How this works in practice
For very small or hard-to-model grants, we may skip a full cost-effectiveness analysis and focus on other factors instead. But whenever possible, we test each opportunity against our bar. Here’s a simplified example of how that works:
- We learn about a team developing a cheap, portable scanner to detect lead in paint.
- To make a sizable impact, the scanner must:
- Have its accuracy validated by regulatory bodies.
- Be used by national regulators to detect lead, in countries where lead paint represents a serious health risk.
- Enable regulators to reduce lead content in the paint market.
- We estimate the probability of each step under several scenarios — including a “best guess” — and use the estimates to calculate a range of plausible outcomes. By multiplying our best-guess estimates, we find that we’d expect the project to reduce the total global lead burden by 0.16%.
- That implies an expected value of roughly $CG 2.3 billion, or about 23,000 years of healthy life saved, for a cost of $350,000. The SROI would be around 6,500x, well above our bar.
- While this estimate is uncertain, it’s strong enough for us to make the grant.
For more details on this analysis, see this section of a blog post where we shared sample cost-effectiveness estimates (also known as “back-of-the-envelope calculations”, or BOTECS). In another post, we go into more detail on our process for creating BOTECs.

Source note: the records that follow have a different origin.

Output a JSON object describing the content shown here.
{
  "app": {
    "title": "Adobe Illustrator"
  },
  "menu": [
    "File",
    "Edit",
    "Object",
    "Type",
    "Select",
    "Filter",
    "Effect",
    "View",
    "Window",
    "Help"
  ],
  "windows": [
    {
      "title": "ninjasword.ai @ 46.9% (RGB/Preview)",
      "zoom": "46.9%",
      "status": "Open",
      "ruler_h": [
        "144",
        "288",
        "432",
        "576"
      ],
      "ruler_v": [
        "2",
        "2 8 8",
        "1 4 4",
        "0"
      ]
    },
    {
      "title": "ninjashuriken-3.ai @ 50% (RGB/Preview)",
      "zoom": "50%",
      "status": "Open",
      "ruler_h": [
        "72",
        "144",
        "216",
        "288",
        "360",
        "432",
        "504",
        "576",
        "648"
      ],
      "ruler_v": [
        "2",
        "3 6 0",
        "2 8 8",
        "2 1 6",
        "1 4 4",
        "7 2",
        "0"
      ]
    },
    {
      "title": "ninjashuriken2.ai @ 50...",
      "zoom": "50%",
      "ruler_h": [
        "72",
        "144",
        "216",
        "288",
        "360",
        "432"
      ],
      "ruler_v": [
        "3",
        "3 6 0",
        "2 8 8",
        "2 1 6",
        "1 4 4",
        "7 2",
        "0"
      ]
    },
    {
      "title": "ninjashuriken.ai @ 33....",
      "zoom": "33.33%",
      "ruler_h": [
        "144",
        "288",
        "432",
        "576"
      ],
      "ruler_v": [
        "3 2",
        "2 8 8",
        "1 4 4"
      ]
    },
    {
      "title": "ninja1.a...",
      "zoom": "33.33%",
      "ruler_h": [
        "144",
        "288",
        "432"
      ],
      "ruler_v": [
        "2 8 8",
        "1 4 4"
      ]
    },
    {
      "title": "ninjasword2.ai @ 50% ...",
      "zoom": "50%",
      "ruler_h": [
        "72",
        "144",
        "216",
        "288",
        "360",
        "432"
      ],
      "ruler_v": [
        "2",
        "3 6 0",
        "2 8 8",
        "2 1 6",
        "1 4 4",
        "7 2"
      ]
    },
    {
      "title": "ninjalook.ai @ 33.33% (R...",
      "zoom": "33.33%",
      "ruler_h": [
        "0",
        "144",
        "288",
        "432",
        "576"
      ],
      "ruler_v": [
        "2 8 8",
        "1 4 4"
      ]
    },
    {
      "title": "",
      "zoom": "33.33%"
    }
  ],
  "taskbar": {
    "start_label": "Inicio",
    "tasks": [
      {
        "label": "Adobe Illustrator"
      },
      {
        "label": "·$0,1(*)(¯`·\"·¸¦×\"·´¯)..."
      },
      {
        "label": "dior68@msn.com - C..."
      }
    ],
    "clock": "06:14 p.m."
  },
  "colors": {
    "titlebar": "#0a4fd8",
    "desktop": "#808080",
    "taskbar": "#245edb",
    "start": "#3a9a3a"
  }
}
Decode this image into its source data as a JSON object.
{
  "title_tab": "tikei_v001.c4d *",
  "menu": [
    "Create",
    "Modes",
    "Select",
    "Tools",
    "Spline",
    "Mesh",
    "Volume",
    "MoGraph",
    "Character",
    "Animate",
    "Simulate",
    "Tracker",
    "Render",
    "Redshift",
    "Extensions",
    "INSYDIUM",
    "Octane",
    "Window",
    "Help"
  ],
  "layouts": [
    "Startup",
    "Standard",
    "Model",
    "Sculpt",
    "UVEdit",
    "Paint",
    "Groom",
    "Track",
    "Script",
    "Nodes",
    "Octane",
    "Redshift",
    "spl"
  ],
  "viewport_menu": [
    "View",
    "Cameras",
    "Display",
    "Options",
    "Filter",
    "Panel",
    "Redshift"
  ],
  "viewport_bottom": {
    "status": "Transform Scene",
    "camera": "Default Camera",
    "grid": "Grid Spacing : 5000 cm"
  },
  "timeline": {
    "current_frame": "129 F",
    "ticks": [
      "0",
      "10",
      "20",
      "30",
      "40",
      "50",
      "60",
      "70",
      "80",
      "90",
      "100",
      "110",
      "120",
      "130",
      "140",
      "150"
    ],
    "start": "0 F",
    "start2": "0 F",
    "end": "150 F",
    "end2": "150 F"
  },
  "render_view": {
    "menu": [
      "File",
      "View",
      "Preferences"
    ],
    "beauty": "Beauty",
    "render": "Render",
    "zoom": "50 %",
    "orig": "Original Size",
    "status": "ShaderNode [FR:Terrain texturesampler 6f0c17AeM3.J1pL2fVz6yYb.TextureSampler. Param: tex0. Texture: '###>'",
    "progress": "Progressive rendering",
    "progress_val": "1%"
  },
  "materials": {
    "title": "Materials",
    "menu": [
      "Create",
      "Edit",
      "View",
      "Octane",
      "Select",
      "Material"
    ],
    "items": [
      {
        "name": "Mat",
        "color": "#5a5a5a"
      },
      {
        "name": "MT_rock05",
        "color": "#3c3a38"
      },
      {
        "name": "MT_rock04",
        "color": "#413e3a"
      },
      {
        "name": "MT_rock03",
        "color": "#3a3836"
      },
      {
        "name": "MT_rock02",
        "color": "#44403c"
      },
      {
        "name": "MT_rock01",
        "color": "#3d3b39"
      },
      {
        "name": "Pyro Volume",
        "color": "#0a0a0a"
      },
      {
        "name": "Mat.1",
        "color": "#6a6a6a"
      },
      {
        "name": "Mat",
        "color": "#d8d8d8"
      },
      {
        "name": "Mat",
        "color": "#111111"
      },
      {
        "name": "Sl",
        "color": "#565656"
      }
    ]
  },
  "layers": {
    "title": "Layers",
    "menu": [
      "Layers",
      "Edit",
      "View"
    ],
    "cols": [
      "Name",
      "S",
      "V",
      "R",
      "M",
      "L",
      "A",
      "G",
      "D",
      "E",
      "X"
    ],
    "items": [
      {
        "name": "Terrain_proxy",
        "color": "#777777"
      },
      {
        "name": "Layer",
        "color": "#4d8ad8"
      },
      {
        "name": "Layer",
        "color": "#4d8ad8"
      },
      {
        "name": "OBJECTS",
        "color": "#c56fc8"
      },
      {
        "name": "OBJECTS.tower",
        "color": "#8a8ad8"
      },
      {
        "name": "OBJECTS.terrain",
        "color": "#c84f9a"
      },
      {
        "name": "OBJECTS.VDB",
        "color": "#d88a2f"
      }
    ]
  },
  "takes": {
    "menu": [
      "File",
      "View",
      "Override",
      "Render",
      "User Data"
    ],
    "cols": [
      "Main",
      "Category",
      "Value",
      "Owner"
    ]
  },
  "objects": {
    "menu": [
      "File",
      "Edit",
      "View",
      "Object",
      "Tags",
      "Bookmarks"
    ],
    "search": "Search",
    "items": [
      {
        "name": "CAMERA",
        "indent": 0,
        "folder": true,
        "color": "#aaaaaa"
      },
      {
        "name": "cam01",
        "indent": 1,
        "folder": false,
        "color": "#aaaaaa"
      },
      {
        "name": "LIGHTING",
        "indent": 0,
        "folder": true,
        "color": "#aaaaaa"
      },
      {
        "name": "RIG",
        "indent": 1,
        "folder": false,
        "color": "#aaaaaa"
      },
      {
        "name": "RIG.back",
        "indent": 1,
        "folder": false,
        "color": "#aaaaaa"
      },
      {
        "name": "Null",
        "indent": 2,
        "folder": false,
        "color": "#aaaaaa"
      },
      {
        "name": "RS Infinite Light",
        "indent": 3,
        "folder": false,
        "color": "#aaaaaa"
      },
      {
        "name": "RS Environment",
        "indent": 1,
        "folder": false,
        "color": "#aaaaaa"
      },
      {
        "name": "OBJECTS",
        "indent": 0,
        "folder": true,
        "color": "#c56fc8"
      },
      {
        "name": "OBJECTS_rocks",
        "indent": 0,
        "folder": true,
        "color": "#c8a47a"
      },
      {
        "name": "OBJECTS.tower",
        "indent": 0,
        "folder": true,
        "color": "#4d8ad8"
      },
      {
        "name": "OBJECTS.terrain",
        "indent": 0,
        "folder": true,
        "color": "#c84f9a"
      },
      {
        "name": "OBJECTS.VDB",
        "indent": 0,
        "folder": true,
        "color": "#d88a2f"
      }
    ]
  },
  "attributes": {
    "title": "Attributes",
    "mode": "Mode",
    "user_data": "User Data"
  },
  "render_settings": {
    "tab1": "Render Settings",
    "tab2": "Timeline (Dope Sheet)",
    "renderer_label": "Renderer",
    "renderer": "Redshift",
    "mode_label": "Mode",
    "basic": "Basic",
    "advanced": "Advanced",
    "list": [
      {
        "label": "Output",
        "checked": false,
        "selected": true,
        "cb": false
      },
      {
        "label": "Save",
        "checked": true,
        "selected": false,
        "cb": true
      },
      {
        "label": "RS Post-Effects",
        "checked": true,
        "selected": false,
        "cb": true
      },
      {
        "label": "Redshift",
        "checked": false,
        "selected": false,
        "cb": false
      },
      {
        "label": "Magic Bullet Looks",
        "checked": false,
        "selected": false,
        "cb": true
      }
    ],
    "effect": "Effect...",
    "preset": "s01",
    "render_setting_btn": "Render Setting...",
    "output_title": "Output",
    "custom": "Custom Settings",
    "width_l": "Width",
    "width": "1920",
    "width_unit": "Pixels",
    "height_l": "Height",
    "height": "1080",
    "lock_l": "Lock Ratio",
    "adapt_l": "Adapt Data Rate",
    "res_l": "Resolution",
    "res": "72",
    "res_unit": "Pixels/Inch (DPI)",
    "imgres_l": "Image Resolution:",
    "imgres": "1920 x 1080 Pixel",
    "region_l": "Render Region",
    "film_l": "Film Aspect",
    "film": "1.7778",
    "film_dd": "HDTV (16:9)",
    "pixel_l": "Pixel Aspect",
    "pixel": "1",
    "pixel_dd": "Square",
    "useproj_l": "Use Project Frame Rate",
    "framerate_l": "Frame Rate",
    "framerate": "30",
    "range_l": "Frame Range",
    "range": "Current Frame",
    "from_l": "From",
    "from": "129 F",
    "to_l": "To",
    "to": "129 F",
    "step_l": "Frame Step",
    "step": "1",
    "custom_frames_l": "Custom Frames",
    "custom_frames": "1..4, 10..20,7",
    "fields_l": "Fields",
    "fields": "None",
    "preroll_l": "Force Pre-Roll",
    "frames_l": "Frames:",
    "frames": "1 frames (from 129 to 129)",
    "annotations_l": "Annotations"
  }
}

Limitations and uncertainties
Even with these frameworks, it can be very difficult to compare grant opportunities. Our approach has several limitations:
- Incomplete data: We often have to rely on studies with small sample sizes or uncertain assumptions about how problems will evolve over time. This makes for imprecise estimates of a problem’s current or future importance, especially for neglected areas with little existing data.
- Blind spots: Even with good data, it’s easy to miss important harms or benefits, or to overlook factors that seem obvious in hindsight. These gaps reflect both the gaps in available evidence and the limits of our own perspective.
- Philosophical challenges: Measuring our impact involves economic and philosophical questions, like how to weigh future benefits versus present-day benefits, that have no one “correct” answer.
- Risk of overreliance on quantification: Models can overvalue what’s easily measurable and undervalue harder-to-quantify benefits like basic research or policy change. We try to address this by weighing qualitative factors — such as grantee leadership or advice from experts in the field — alongside numbers. Our quantitative frameworks are only tools to aid in decision-making, not the full basis for making any particular grant.
Despite these challenges, we believe that setting clear goals and defining acceptable tradeoffs forces us to confront these questions head-on and makes our reasoning clearer and more consistent. It helps us learn from our results and continuously improve our ability to direct resources to where they can have the most impact.